L’opération a été faite en décembre 2020 et l’activation du processeur en janvier 2021. Une nouvelle vie commence, avec bien évidemment beaucoup de contraintes sur les six premiers mois : rendez-vous réguliers pour les réglages et audiogrammes, et les rendez-vous de rééducation auditive. C’est un vrai challenge, une évolution constante. Il faut être persévérant car le cerveau, bien que doté de plasticité, a besoin de temps pour reconnaitre les sons. Au début on perçoit des « clics » ou des « bips », et là, je ne vous cache pas que j’étais sceptique…Et puis l’on avance à pas de géant. La persévérance paye. Pour exemple, sur plusieurs séances j’interprétais le cri de bébé en tintement de cloche d’église. C’est acquis depuis fort heureusement ! Quel fut mon bonheur de réentendre le chant des oiseaux, le tic-tac de la pendule, la sonnerie du micro-ondes, et tant d’autres choses oubliées qui font partie du quotidien.
Alors, pour vous qui hésitez encore, j’espère que ce témoignage vous aidera dans votre prise de décision.
- Oui, cette décision n’est pas simple à prendre, mais vous n’avez plus rien à perdre et elle changera votre vie.
- Oui l’opération et le post-opératoire sont angoissants, mais cette chirurgie est maîtrisée depuis longtemps. Il est vrai que l’on peut faire un œdème, avoir une modification du goût mais ceci est transitoire.
- Oui les contraintes sont importantes sur les premiers mois mais nécessaires pour évoluer favorablement et rapidement.
- Oui, l’implant a ses limites et ne remplacera jamais une oreille valide. Il y aura toujours des contraintes, des situations compliquées en communication et c’est là qu’il faut accepter de se faire aider, de se faire accompagner par un proche ou une association.
Je suis à l’aube de ma quatrième vie auditive ; après avoir été entendante, je suis devenue malentendante, quasi sourde en vrai, puis appareillée et enfin implantée. Cette implantation me permet de conserver mon emploi et d’avoir une vie familiale et sociale assez correcte. J’ai retrouvé de l’assurance dans mon travail même si je continue les doubles contrôles d’informations.
Depuis j’ai adhéré à l’association « Oreille et Vie » et suis même devenue l’une des administratrices.

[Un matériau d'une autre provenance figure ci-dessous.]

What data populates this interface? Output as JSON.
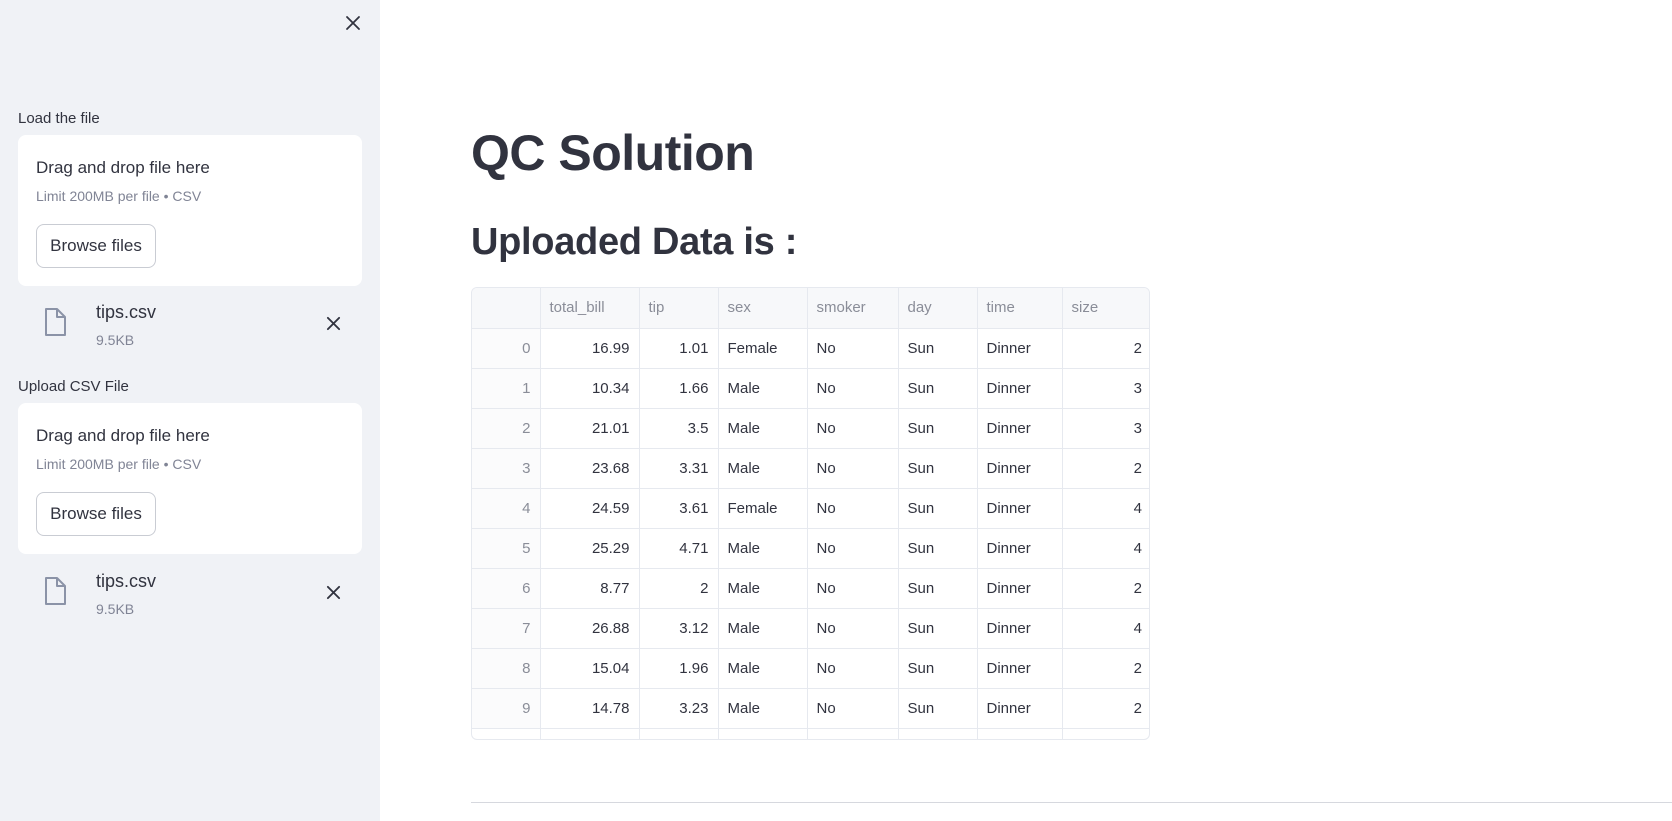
{
  "sidebar": {
    "uploaders": [
      {
        "label": "Load the file",
        "dropzone_title": "Drag and drop file here",
        "dropzone_limit": "Limit 200MB per file • CSV",
        "browse_label": "Browse files",
        "file_name": "tips.csv",
        "file_size": "9.5KB"
      },
      {
        "label": "Upload CSV File",
        "dropzone_title": "Drag and drop file here",
        "dropzone_limit": "Limit 200MB per file • CSV",
        "browse_label": "Browse files",
        "file_name": "tips.csv",
        "file_size": "9.5KB"
      }
    ]
  },
  "main": {
    "title": "QC Solution",
    "subtitle": "Uploaded Data is :"
  },
  "table": {
    "columns": [
      "",
      "total_bill",
      "tip",
      "sex",
      "smoker",
      "day",
      "time",
      "size"
    ],
    "rows": [
      [
        "0",
        "16.99",
        "1.01",
        "Female",
        "No",
        "Sun",
        "Dinner",
        "2"
      ],
      [
        "1",
        "10.34",
        "1.66",
        "Male",
        "No",
        "Sun",
        "Dinner",
        "3"
      ],
      [
        "2",
        "21.01",
        "3.5",
        "Male",
        "No",
        "Sun",
        "Dinner",
        "3"
      ],
      [
        "3",
        "23.68",
        "3.31",
        "Male",
        "No",
        "Sun",
        "Dinner",
        "2"
      ],
      [
        "4",
        "24.59",
        "3.61",
        "Female",
        "No",
        "Sun",
        "Dinner",
        "4"
      ],
      [
        "5",
        "25.29",
        "4.71",
        "Male",
        "No",
        "Sun",
        "Dinner",
        "4"
      ],
      [
        "6",
        "8.77",
        "2",
        "Male",
        "No",
        "Sun",
        "Dinner",
        "2"
      ],
      [
        "7",
        "26.88",
        "3.12",
        "Male",
        "No",
        "Sun",
        "Dinner",
        "4"
      ],
      [
        "8",
        "15.04",
        "1.96",
        "Male",
        "No",
        "Sun",
        "Dinner",
        "2"
      ],
      [
        "9",
        "14.78",
        "3.23",
        "Male",
        "No",
        "Sun",
        "Dinner",
        "2"
      ]
    ]
  },
  "icons": {
    "close": "close-icon",
    "file": "file-icon",
    "remove": "remove-file-icon"
  }
}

Je tiens à remercier toutes ces personnes qui œuvrent dans les recherches de ces nouvelles technologies, merci également aux équipes médicales pluridisciplinaires qui nous accompagnent sur la totalité de notre parcours, merci aux associations qui nous guident, nous conseillent, font valoir nos droits et travaillent pour l’inclusion et la reconnaissance du handicap auditif, merci aux personnes qui expriment de l’empathie, de la compréhension et non de la pitié.